Coalition for the
Restoration of Parental
Rights *****
IOWA
CHAPTER

'BEST INTERESTS OF THE CHILD' IS BOGUS

Des Moines Register - April 14, 2000
By  Richard Cohen
       Washington Post

  "The best interests of the child."  If I had a Euro for every time I heard that phrase in the last month, I'd be sunning myself in Rome by now.  It has been invoked promiscuously in reference to Elian Gonzalez, but it comes up so often elsewhere, and always with an air of dead certainty, that it is worth considering all by itself. It should be stricken from the English language.
   In the first place, no one ever knows for sure what, precisely, are the best interests of a child. Psychologists and other experts will chime in, but while their manner is confident, their knowledge ain't all that great.
   In the case of Elian, experts have been employed by everyone to suit their own purposes.  ABC had one on hand when it interviewed the boy.  The U.S. government chose its own panel of mental-health experts and even Fidel Castro wanted to send a psychologist to accompany Elian's father, Juan Miguel Gonzalez, to this country.  No doubt, he would have found that the best interests of the child lay in Cuba.
   Not only don't the experts often know what's in the best interests of the child, but the concept itself is a dangerous and slippery one.  Of course, Elian's own interests may be best served by staying in America.  He would grow up in a free, affluent society, reaping all its benefits.  Look at that way, Cuba would be the absolute worst choice.
   But by applying the best interests of the child in that way you absolutely trample on the rights of the parents.  Why stop at Elian?  Go into the ghetto, find some hapless single mother and take her kid from her.  It would be in the child's best interests, after all.  Take the children of the Amish who are deprived of creature comforts, and of Christian Scientists before they get sick.  The pious would add atheists to the list, homophobes would suggest gays and, by acclamation, Woody Allen would be childless forever.
   When we use the phrase "the best interests of the child," we are really referring to interests that coincide with our own.  Middle-class people think a middle-class lifestyle is preferable to one steeped in poverty.  Poorer people, however, might quibble, saying there is more to life than material goods.  Americans think their democracy and free-enterprise system are the perfect environment in which to raise a child.  But here, too, some people might quibble:  Who are you to say that socialism is not in the best interests of the child?
   To see the ultimate danger in this approach we need only recall the case of Edgardo Mortara, a Jewish child from Bologna, Italy.  In 1858, he was seized from his parents and taken to the Vatican.  The reason?  Five years earlier, a servant girl had surreptitiously baptized him.  The parents pleaded for the child's return, but Pope Pius IX was implacable.  In the eyes of the church, Edgardo was a Catholic and for the  good of the child he had to be raised as one.  Ultimately, Edgardo became a priest.
   That sort of thing is not likely to happen today.  But extreme examples are useful not just because they indicate where things could wind up, but because they isolate the principles involved.  The term "best interests of the child" can sometimes be nothing more than expression of arrogance:  My way is the best way.
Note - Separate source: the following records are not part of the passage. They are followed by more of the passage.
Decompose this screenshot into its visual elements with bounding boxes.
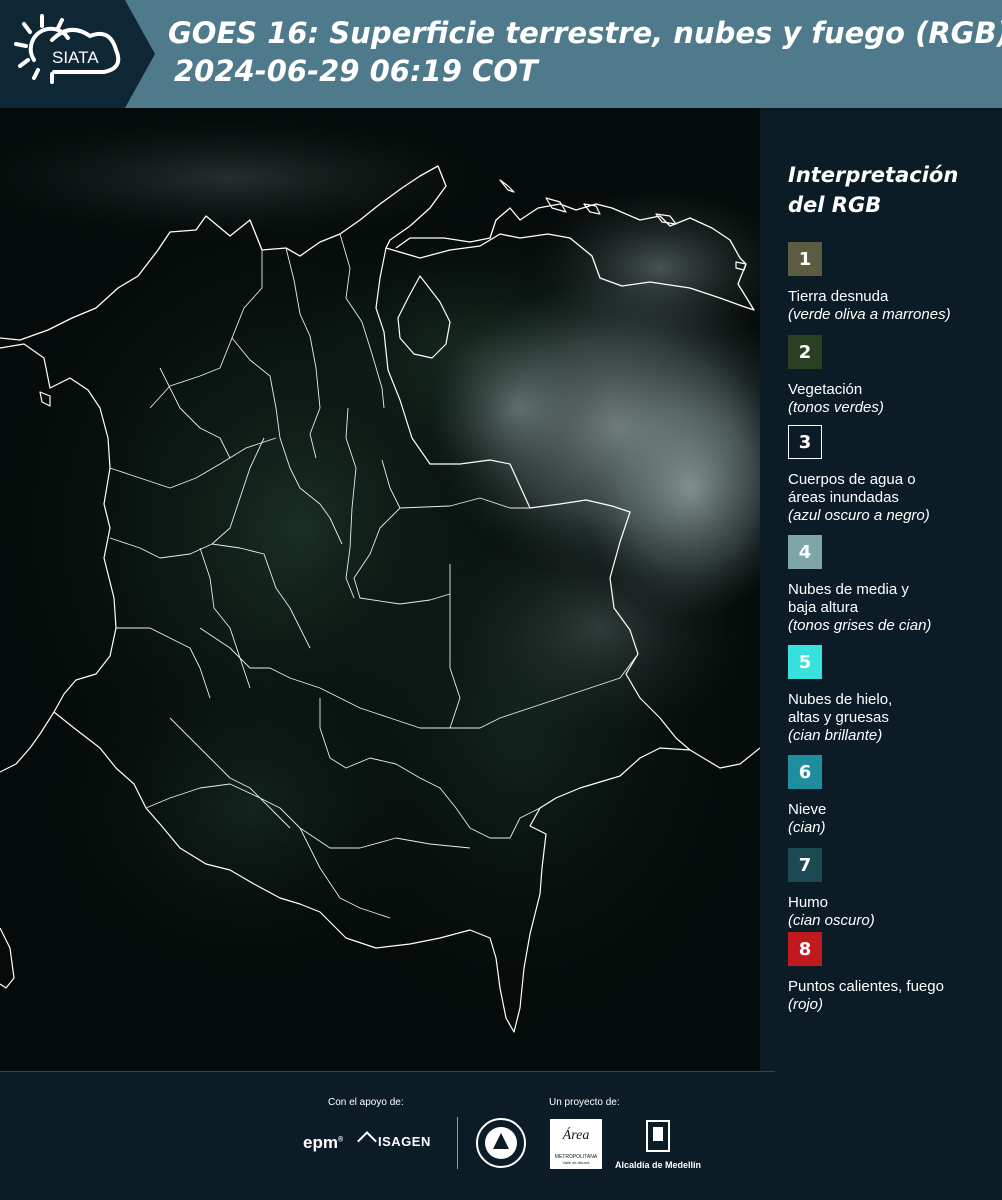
legend-swatch: 3: [788, 425, 822, 459]
legend-item-name: Nieve: [788, 801, 827, 818]
legend-swatch: 1: [788, 242, 822, 276]
legend-item-name: Vegetación: [788, 381, 863, 398]
legend-item-desc: (tonos grises de cian): [788, 617, 932, 634]
sponsor-divider: [457, 1117, 458, 1169]
legend-item-desc: (verde oliva a marrones): [788, 306, 951, 323]
legend-item: 8 Puntos calientes, fuego (rojo): [788, 932, 1000, 1014]
legend: Interpretación del RGB 1 Tierra desnuda (v…: [788, 160, 998, 1013]
legend-swatch: 2: [788, 335, 822, 369]
legend-swatch: 5: [788, 645, 822, 679]
legend-item: 6 Nieve (cian): [788, 755, 1000, 837]
legend-swatch: 8: [788, 932, 822, 966]
page-title: GOES 16: Superficie terrestre, nubes y f…: [168, 14, 1002, 90]
title-line-1: GOES 16: Superficie terrestre, nubes y f…: [168, 16, 1002, 50]
legend-item: 1 Tierra desnuda (verde oliva a marrones): [788, 242, 1000, 324]
satellite-map-canvas: [0, 108, 760, 1071]
sponsor-epm-text: epm: [303, 1133, 338, 1152]
legend-item: 4 Nubes de media y baja altura (tonos gris…: [788, 535, 1000, 635]
sponsor-isagen[interactable]: ISAGEN: [357, 1131, 431, 1151]
legend-item: 5 Nubes de hielo, altas y gruesas (cian br…: [788, 645, 1000, 745]
area-logo-main: Área: [562, 1128, 590, 1143]
footer-divider-line: [0, 1071, 775, 1072]
logo-area: SIATA: [0, 0, 155, 108]
legend-swatch: 6: [788, 755, 822, 789]
legend-item: 2 Vegetación (tonos verdes): [788, 335, 1000, 417]
legend-item-desc: (rojo): [788, 996, 824, 1013]
sponsor-alcaldia[interactable]: Alcaldía de Medellín: [612, 1119, 704, 1170]
legend-swatch: 7: [788, 848, 822, 882]
legend-item: 7 Humo (cian oscuro): [788, 848, 1000, 930]
legend-item-desc: (tonos verdes): [788, 399, 884, 416]
legend-item-name: Puntos calientes, fuego: [788, 978, 944, 995]
legend-item-desc: (cian oscuro): [788, 912, 875, 929]
sponsor-alcaldia-text: Alcaldía de Medellín: [614, 1160, 702, 1170]
siata-logo: SIATA: [14, 14, 121, 84]
header: SIATA GOES 16: Superficie terrestre, nub…: [0, 0, 1002, 108]
legend-item-name: Nubes de media y baja altura: [788, 581, 909, 616]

My country is the best country.  My religion is the true religion.
   Those sentiments are exactly what is being expressed in the Elian case.  From the psychologists who think they know the kid after a very short time with him, to the zealots in the Cuban-American community, to American politicians, everyone is so sure of the best interests of the child they concluded the father's interests did not matter at all.  He could be brushed aside, not because he was a bad father, but because he lived in the wrong country under the wrong political system.
   In their newspaper column, Cokie and Steven V. Roberts concluded, after having spoken with ABC in-house shrink Dr. Gunther Perdigao, that Elian should stay in this country.  Perdigao noticed that when Elian "got a little anxious," he would reach out to his cousin, Marisleysis.  How telling!  But if the kid reached out to his teddy bear, would he be sent to the zoo?
   A little humility is in order, a bit of deference to the institution of the family.  It has served us long and well and leads me, for one, to conclude that Elian belongs with his father. That, I think, is in everyone's best interests.